Um casal que trouxe uma jovem ainda criança do interior para Salvador foi condenado pela Justiça a pagar R$ 50 mil de indenização para ela. Segundo a 1ª Turma do Tribunal Regional do Trabalho da Bahia (TRT-BA), a menina passou a atuar como empregada doméstica, apesar dos patrões alegarem ser uma “filha de criação”.
A informação foi divulgada nesta terça-feira (7). De acordo com o TRT, a mulher estava nessa função desde jovem e não teve as mesmas oportunidades que os outros moradores da casa. Os patrões alegaram que ela era “filha de criação” deles. O casal trouxe para Salvador a menina que morava em Lamarão aos 6 anos. Inicialmente, ela iria ajudar o patrão, que na época tinha sofrido um acidente.
Em 2003, o casal conseguiu a guarda da criança e a partir desse momento ela passou a trabalhar para a família. Ela precisava acordar às 4h para fazer o café da manhã da família antes da patroa sair para o trabalho. Em alguns momentos ela estudava pela manhã e outros à tarde.
Quando completou 15 anos, nasceu o neto dos patrões, que a obrigaram a deixar os estudos temporariamente para cuidar dele. Ainda conforme o TRT, somente aos 24 anos ela conseguiu concluir o ensino médio por meio do supletivo.

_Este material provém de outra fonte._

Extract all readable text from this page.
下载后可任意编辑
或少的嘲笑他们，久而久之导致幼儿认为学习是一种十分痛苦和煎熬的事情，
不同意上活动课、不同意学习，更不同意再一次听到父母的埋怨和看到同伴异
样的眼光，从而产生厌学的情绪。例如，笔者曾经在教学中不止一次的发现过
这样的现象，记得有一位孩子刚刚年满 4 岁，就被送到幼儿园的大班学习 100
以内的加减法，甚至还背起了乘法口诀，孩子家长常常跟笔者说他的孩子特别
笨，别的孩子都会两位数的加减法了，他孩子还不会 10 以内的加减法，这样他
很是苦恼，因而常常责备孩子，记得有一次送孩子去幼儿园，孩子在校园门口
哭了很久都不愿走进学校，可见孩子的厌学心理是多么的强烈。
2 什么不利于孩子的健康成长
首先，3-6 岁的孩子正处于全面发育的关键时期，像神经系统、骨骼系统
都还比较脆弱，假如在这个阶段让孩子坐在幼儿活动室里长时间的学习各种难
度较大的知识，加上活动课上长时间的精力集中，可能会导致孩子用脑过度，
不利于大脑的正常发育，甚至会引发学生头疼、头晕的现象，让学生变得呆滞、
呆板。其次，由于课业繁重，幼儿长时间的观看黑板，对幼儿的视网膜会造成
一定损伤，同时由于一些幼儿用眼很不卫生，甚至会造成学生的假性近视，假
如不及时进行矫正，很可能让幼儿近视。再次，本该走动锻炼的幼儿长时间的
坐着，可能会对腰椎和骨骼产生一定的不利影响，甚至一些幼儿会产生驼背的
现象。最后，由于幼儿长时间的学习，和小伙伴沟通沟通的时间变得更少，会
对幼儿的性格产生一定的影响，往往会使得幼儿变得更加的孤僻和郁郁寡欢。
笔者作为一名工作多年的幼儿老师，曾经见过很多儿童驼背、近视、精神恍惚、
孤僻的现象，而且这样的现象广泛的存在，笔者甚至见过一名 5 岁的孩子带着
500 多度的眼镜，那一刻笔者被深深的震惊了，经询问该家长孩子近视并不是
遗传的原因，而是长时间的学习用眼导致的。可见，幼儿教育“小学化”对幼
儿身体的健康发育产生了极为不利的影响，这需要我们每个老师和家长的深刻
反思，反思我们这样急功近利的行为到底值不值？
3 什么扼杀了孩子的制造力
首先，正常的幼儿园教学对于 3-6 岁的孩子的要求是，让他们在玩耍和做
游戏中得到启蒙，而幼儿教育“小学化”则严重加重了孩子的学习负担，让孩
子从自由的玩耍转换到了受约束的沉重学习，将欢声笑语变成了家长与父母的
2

Os patrões alegaram que conheciam a menina desde cedo, pois visitavam Lamarão com frequência, e que a mãe dela a entregou alegando que a família passava fome. Disseram ainda que a receberam apenas com a roupa do corpo e uma sandália nos pés. No ano de 2020, quando ela questionou a situação, foi expulsa da casa.

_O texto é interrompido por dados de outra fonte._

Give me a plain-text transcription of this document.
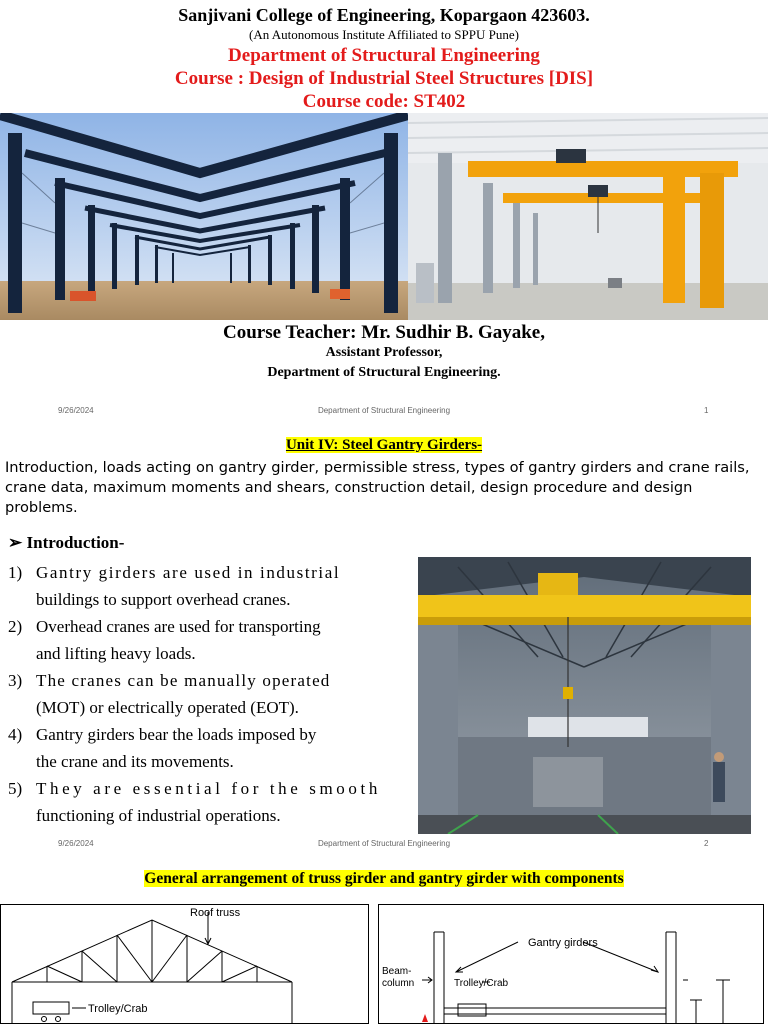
Sanjivani College of Engineering, Kopargaon 423603.
(An Autonomous Institute Affiliated to SPPU Pune)
Department of Structural Engineering
Course : Design of Industrial Steel Structures [DIS]
Course code: ST402
Course Teacher: Mr. Sudhir B. Gayake,
Assistant Professor,
Department of Structural Engineering.
9/26/2024	Department of Structural Engineering	1
Unit IV: Steel Gantry Girders-
Introduction, loads acting on gantry girder, permissible stress, types of gantry girders and crane rails, crane data, maximum moments and shears, construction detail, design procedure and design problems.
➢ Introduction-
1) Gantry girders are used in industrial
buildings to support overhead cranes.
2) Overhead cranes are used for transporting
and lifting heavy loads.
3) The cranes can be manually operated
(MOT) or electrically operated (EOT).
4) Gantry girders bear the loads imposed by
the crane and its movements.
5) They are essential for the smooth
functioning of industrial operations.
9/26/2024	Department of Structural Engineering	2
General arrangement of truss girder and gantry girder with components
Roof truss
Trolley/Crab
Gantry girders
Beam- column	Trolley/Crab
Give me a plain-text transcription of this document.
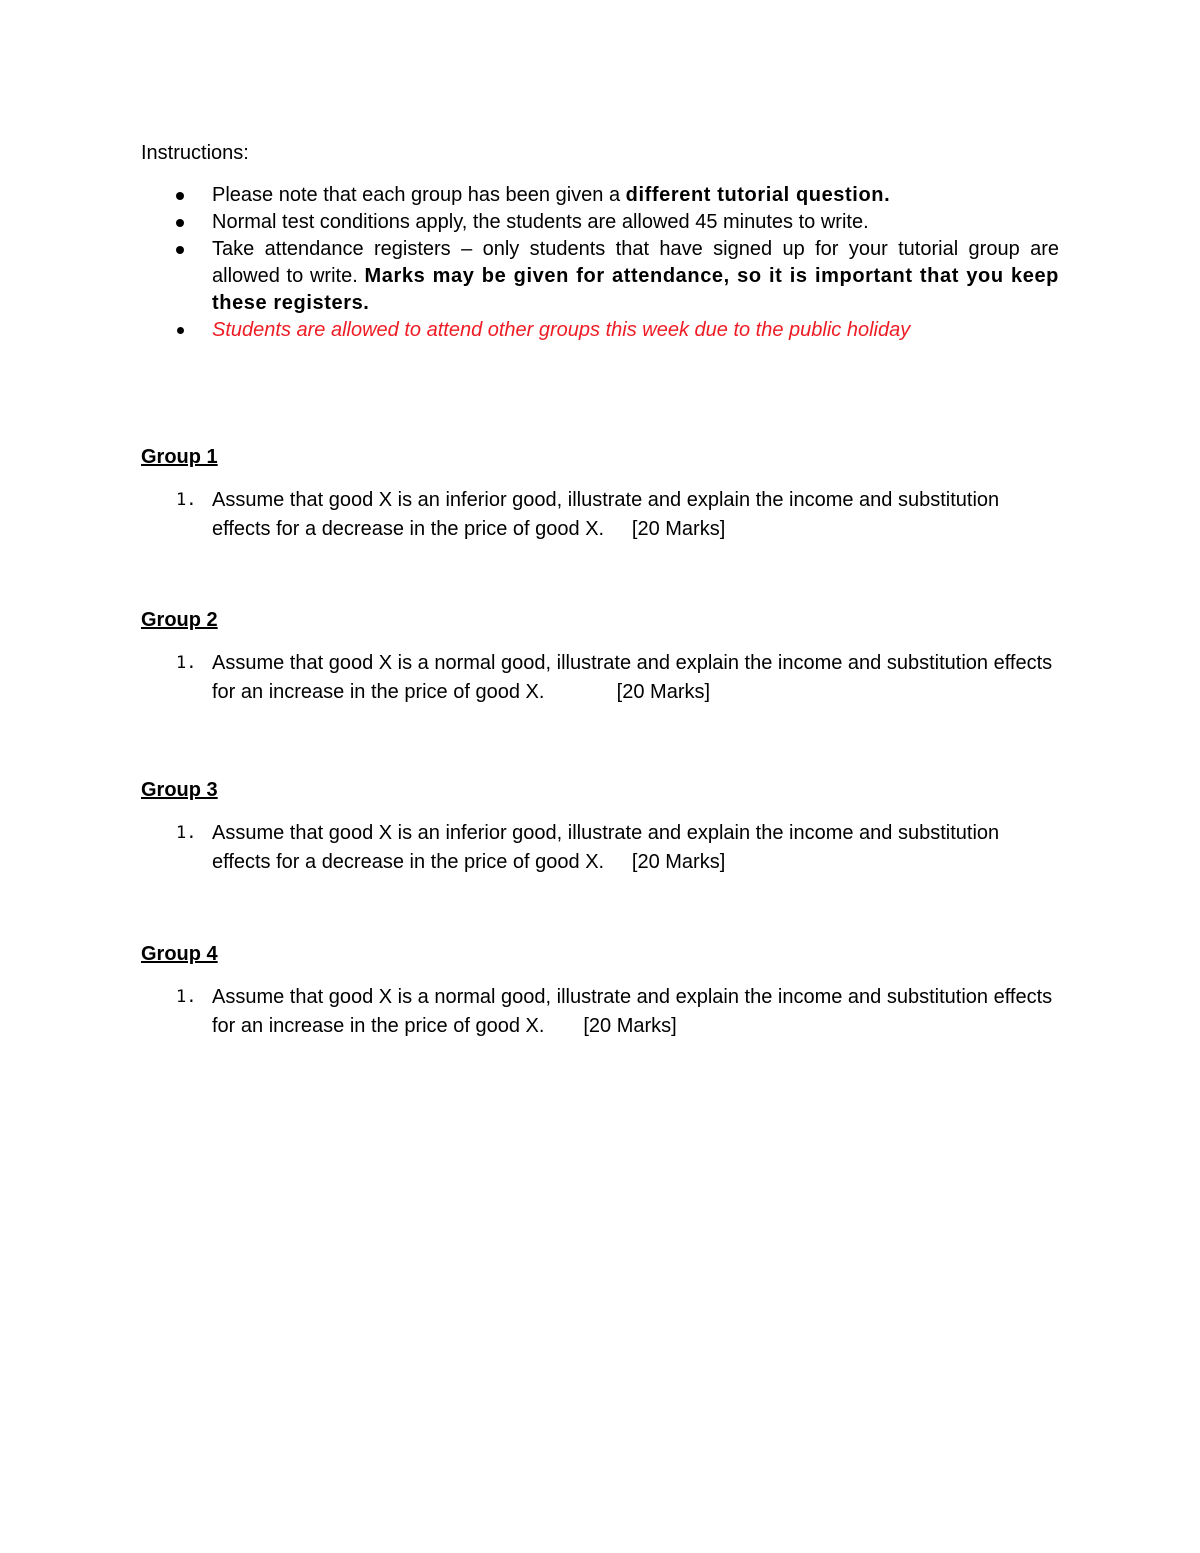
Instructions:

Please note that each group has been given a different tutorial question.
Normal test conditions apply, the students are allowed 45 minutes to write.
Take attendance registers – only students that have signed up for your tutorial group are allowed to write. Marks may be given for attendance, so it is important that you keep these registers.
Students are allowed to attend other groups this week due to the public holiday

Group 1

1. Assume that good X is an inferior good, illustrate and explain the income and substitution effects for a decrease in the price of good X. [20 Marks]

Group 2

1. Assume that good X is a normal good, illustrate and explain the income and substitution effects for an increase in the price of good X.	[20 Marks]

Group 3

1. Assume that good X is an inferior good, illustrate and explain the income and substitution effects for a decrease in the price of good X. [20 Marks]

Group 4

1. Assume that good X is a normal good, illustrate and explain the income and substitution effects for an increase in the price of good X. [20 Marks]
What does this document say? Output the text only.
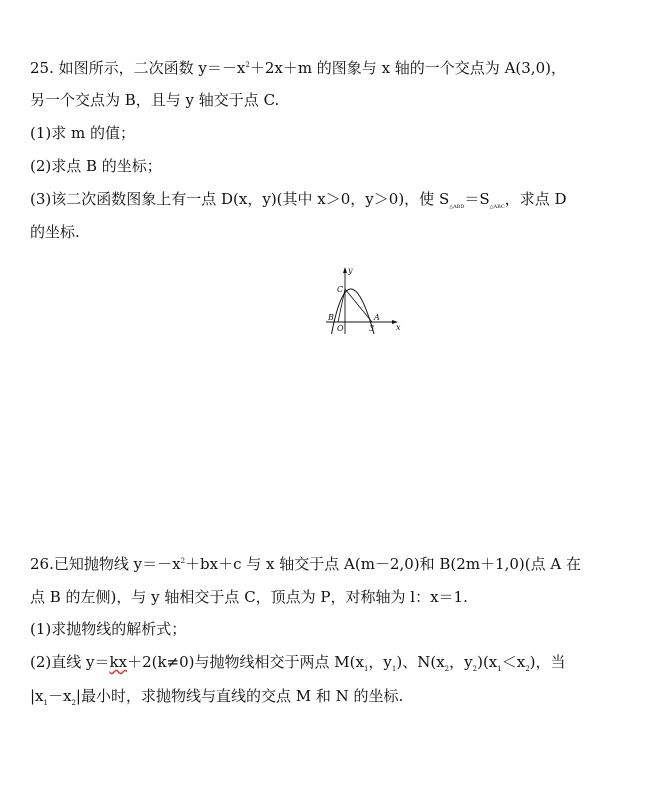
25. 如图所示，二次函数 $y=-x^2+2x+m$ 的图象与 x 轴的一个交点为 A(3,0)，
另一个交点为 B，且与 y 轴交于点 C.
(1)求 m 的值；
(2)求点 B 的坐标；
(3)该二次函数图象上有一点 D(x，y)(其中 x＞0，y＞0)，使 $S_{\triangle ABD}=S_{\triangle ABC}$，求点 D
的坐标.
y
C
B
O	3
A
x
26.已知抛物线 $y=-x^2+bx+c$ 与 x 轴交于点 A(m－2,0)和 B(2m＋1,0)(点 A 在
点 B 的左侧)，与 y 轴相交于点 C，顶点为 P，对称轴为 l：x＝1.
(1)求抛物线的解析式；
(2)直线 y＝kx＋2(k≠0)与抛物线相交于两点 $M(x_1$，$y_1$)、$N(x_2$，$y_2)(x_1<x_2)$，当
$|x_1-x_2|$最小时，求抛物线与直线的交点 M 和 N 的坐标.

“Corpo disponível para o trabalho”
Para a juíza Viviane Martins, da 12ª Vara do Trabalho de Salvador, é necessário analisar fatores socioeconômicos, históricos e culturais na aplicação do direito, em uma perspectiva antidiscriminatória.
Segundo ela, as testemunhas comprovaram que a mulher nunca foi tratada como filha ou irmã. Ela explica que de acordo com o que dito por uma testemunha a mulher passou a ser vista como um peso para a família pela sua presença sem a realização das atividades domésticas.
O “irmão”, segundo seu próprio relato, “tomou as rédeas” e decidiu expulsá-la, sem se preocupar com seu destino. Outra testemunha, amiga da dona da casa há mais de 15 anos, nem se lembrava do nome da jovem.
A juíza fez um paralelo com a pesquisadora Grada Kilomba, que relata ter sido convidada aos 12 anos para acompanhar uma família em viagem de férias, mas, na prática, para prestar serviços domésticos à família de um médico. Para a magistrada, a menina negra deixou de ser vista como criança e passou a ser tratada como “corpo disponível para o trabalho”.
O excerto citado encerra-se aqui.